Дождь лил третьи сутки. Редкие, но сильные порывы ветра бросали по стеклам холодные потоки воды, и, казалось, кто-то настойчиво стучится в окно, просясь в теплый дом, чтобы отогреться. Меняя внезапно направление, ветер тут же относил летящие водяные струи в сторону, и они, рассыпаясь, резво шлепали по лужам и вскипали многочисленными пляшущими фонтанчиками. До самого неба шевелилась непроницаемая стена дождя, словно он пытался затопить весь белый мир.
Василий, щуря светлые глаза и держа на руках годовалого сынишку, стоял у окна. Он не любил осенних затяжных дождей, каждый раз мрачнел, прислушиваясь к непогоде, хмурился и вслух высказывал свое недовольство природой и, в первую очередь, небом, заливавшим водой землю и людей, которые, не завершив до конца намеченные с утра дела, прятались в подъезды, под козырьки, навесы, а то и под желтеющие, но все еще ветвистые деревья. Но природа всегда распоряжалась по-своему: осенью щедро поливала раскисшую на значительную глубину землю, а летом очень скупо распределяла влагу – и растения безжизненно никли в горячем неподвижном зное.

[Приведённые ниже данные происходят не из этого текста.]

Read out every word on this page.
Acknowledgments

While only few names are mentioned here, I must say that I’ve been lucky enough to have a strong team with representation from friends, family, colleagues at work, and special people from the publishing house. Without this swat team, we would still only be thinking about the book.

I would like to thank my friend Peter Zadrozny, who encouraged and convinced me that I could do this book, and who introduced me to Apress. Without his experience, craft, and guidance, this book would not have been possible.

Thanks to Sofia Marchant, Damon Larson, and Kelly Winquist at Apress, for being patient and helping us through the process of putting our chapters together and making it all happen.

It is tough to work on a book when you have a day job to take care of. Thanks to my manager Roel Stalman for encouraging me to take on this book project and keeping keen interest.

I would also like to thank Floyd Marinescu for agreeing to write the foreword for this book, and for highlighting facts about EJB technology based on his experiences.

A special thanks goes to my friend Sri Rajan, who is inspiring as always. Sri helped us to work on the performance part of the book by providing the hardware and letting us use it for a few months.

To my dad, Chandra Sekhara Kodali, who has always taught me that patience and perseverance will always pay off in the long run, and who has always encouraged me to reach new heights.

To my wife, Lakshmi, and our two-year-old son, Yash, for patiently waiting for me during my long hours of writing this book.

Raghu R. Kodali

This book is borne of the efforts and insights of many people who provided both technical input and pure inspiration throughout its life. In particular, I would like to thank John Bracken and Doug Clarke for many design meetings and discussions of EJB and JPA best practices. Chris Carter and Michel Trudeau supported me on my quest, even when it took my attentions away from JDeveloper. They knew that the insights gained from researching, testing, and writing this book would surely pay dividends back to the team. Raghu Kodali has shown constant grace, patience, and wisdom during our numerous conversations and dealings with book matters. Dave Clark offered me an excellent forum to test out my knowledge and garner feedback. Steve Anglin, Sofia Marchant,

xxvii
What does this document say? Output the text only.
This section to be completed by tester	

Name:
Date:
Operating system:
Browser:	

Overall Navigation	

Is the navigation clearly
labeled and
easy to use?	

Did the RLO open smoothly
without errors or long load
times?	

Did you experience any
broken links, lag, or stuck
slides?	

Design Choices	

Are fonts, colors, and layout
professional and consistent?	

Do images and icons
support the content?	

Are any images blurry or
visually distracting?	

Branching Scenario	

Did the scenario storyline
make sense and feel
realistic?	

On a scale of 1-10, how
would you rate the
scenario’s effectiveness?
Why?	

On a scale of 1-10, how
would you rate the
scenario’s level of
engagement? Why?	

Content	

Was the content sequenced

Презрительно скривив губы, Василий нервно задернул штору и, придерживая Олежку одной рукой, неловко наклонился, пружиня тело и выгибаясь, открыл тумбочку и достал бутылку: водки в ней было больше половины. Налил полстакана, зыркнул на мальца, протягивающего ручки к стеклянной посудине, словно прося у него прощение, резко выдохнул и одним махом опрокинул водку в рот. Отломил кусочек черствого хлеба, понюхал его и стал медленно жевать.
Плохо в доме без хозяйки, без матери. Василий впервые понял это три недели тому назад, когда отправил жену в больницу. Никто иной, а он сам виноват в случившемся горе: выпил тогда лишку, бежал за ней по пьяной дурости с молотком, Таня выскочила во двор, запнулась за кирпич, упала и сломала руку. Провожая ее к «неотложке», плакал, просил простить его и клятвенно обещал больше не пить. Она тоже плакала, но не от боли – она ее почти не чувствовала, а оттого, что вынуждена оставить на мужа, в последнее время пристрастившегося к выпивке, двоих малолетних детей: Олежку и четырехлетнюю Катюшу.
– Не волнуйся, Таня, – просил ее, заглядывал в подернутые тоской и усиливающейся болью глаза жены. – Не обижу малышей. Гад буду! Мои ведь, родные…
– Смотри за Олежкой. Он же совсем маленький, – просила мужа, жутко ненавидя его и проклиная в душе за пьянки и скандалы, за сломанную свою судьбу. – И за Катенькой тоже… – Таня глотнула комок, перехвативший дыхание, и больше не сказала мужу ни одного слова. Наклонилась, поцеловала дочку и попросила ее слушаться папу. Повернулась к Олежке, прижала его одной рукой к себе и долго не могла оторваться от него, будто прощалась с ним навсегда, и оставила на его белой фланелевой распашонке с голубыми петушками крупные пятна горьких безутешных слез.
– Береги детей, Василий, – повторила, не глядя на него, и, охая, залезла в машину. – Не пей, прошу тебя… – крикнула уже через стекло и махнула левой рукой: правая, сломленная в двух местах, висела на марлевой повязке.
– Н-не буду, Таня. Поверь в этот трудный час…
Машина рванула с места и скрылась за углом дома.
Василии зашел в дом, сразу же опустевший без хозяйки, посмотрел на детишек, которых теперь надо кормить и поить, и в душе проклинал себя и водку. Клятвенно божился, что без Тани не возьмет ее в рот ни разу, но на следующий же день снова купил у бабки Нади за десятку бутылку крепкого самогона и несколько раз в день выпивал по полстакана. Погодя хмелел, целовал по очереди детей, а потом, сидя за столом, когда они спали, плакал и звал жену.